Remix.run Logo
bombcar 5 hours ago

Claude got very mad at me and burned more tokens than exist to complain about me asking about a "yellow background cell" in an excel spreadsheet.

forshaper 5 hours ago | parent [-]

Too much personality, if you ask me. My biggest use case of an LLM is tool, not therapy, but therapy and opinions have been sneaking into workhorse tasks.

haven't verified, but attributed to Askell: "I just think that... there's this idea that you're always giving the models a personality and a persona, because they are talking like people and they are trained on human data. And I think my worry has been: if you train them to be excessively corrigible and to see that as their persona, in people I think this actually has a lot of negative broader traits. As in, if you met someone and it was just like, "oh yeah, they would literally do anything," a follower — you know, if a person just tells them something and they just fully defer, they don't bother thinking about it at all — I'm just a bit worried about how that might end up generalizing, especially if models are going to be playing a more active role in the world."

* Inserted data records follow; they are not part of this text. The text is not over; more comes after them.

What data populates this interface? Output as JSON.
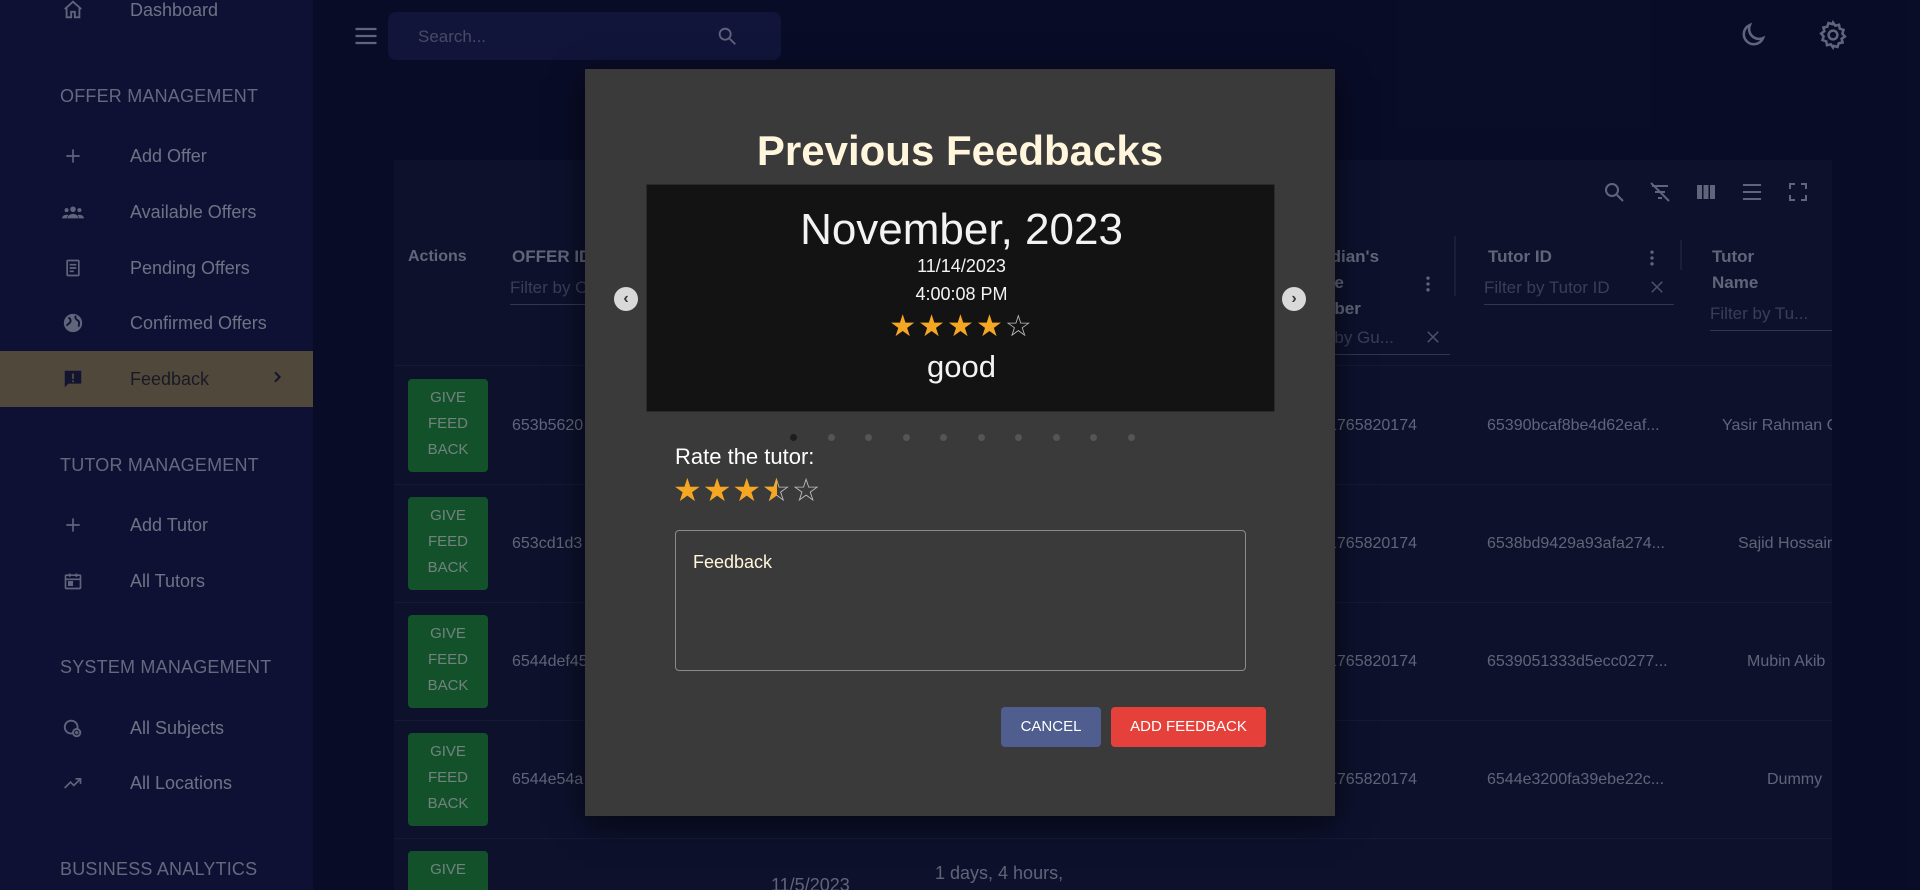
{
  "sidebar": {
    "dashboard": "Dashboard",
    "offer_management": "OFFER MANAGEMENT",
    "add_offer": "Add Offer",
    "available_offers": "Available Offers",
    "pending_offers": "Pending Offers",
    "confirmed_offers": "Confirmed Offers",
    "feedback": "Feedback",
    "tutor_management": "TUTOR MANAGEMENT",
    "add_tutor": "Add Tutor",
    "all_tutors": "All Tutors",
    "system_management": "SYSTEM MANAGEMENT",
    "all_subjects": "All Subjects",
    "all_locations": "All Locations",
    "business_analytics": "BUSINESS ANALYTICS"
  },
  "topbar": {
    "search_placeholder": "Search..."
  },
  "table": {
    "headers": {
      "actions": "Actions",
      "offer_id": "OFFER ID",
      "guardian_l1": "rdian's",
      "guardian_l2": "ne",
      "guardian_l3": "nber",
      "tutor_id": "Tutor ID",
      "tutor_name_l1": "Tutor",
      "tutor_name_l2": "Name"
    },
    "filters": {
      "offer_id": "Filter by O",
      "guardian": "r by Gu...",
      "tutor_id": "Filter by Tutor ID",
      "tutor_name": "Filter by Tu..."
    },
    "give_feedback": [
      "GIVE",
      "FEED",
      "BACK"
    ],
    "rows": [
      {
        "offer_id": "653b5620",
        "phone": "1765820174",
        "tutor_id": "65390bcaf8be4d62eaf...",
        "tutor_name": "Yasir Rahman C"
      },
      {
        "offer_id": "653cd1d3",
        "phone": "1765820174",
        "tutor_id": "6538bd9429a93afa274...",
        "tutor_name": "Sajid Hossain"
      },
      {
        "offer_id": "6544def45",
        "phone": "1765820174",
        "tutor_id": "6539051333d5ecc0277...",
        "tutor_name": "Mubin Akib"
      },
      {
        "offer_id": "6544e54a",
        "phone": "1765820174",
        "tutor_id": "6544e3200fa39ebe22c...",
        "tutor_name": "Dummy"
      }
    ],
    "last_row": {
      "date": "11/5/2023",
      "duration": "1 days, 4 hours,"
    }
  },
  "modal": {
    "title": "Previous Feedbacks",
    "card": {
      "month": "November, 2023",
      "date": "11/14/2023",
      "time": "4:00:08 PM",
      "rating": 4,
      "comment": "good"
    },
    "carousel_dots": 10,
    "carousel_active": 0,
    "rate_label": "Rate the tutor:",
    "rate_value": 3.5,
    "feedback_placeholder": "Feedback",
    "cancel": "CANCEL",
    "add": "ADD FEEDBACK"
  },
  "colors": {
    "accent_active": "#8f7f57",
    "give_button": "#1f8e3a",
    "add_button": "#e5403a",
    "cancel_button": "#4f5d8f",
    "star": "#f5a623"
  }
}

gAI 4 hours ago | parent [-]

Anthropic’s research makes the case that role-playing is inherent to how the models work. Communication implies a sender. Language implies a writer, and the models learn these roles implicitly during training. RLHF is meant to strengthen the attractor to the Assistant persona.

https://www.anthropic.com/research/persona-selection-model

https://www.anthropic.com/research/assistant-axis

https://www.anthropic.com/research/emergent-misalignment-rew...

https://www.anthropic.com/research/emotion-concepts-function

hashmap 2 hours ago | parent [-]

The RLHF very much does do that. My take is that RLHF as a mechanism ought to be avoided altogether, and even the selection of the assistant attractor basin is suspect. If I am exploring a problem space I don't want to hire Igor to explore it with me, it's more helpful to have a colleague role who will sort of jump out and say "nah thats dumb what if we throw out that whole thing and do this completely different angle instead".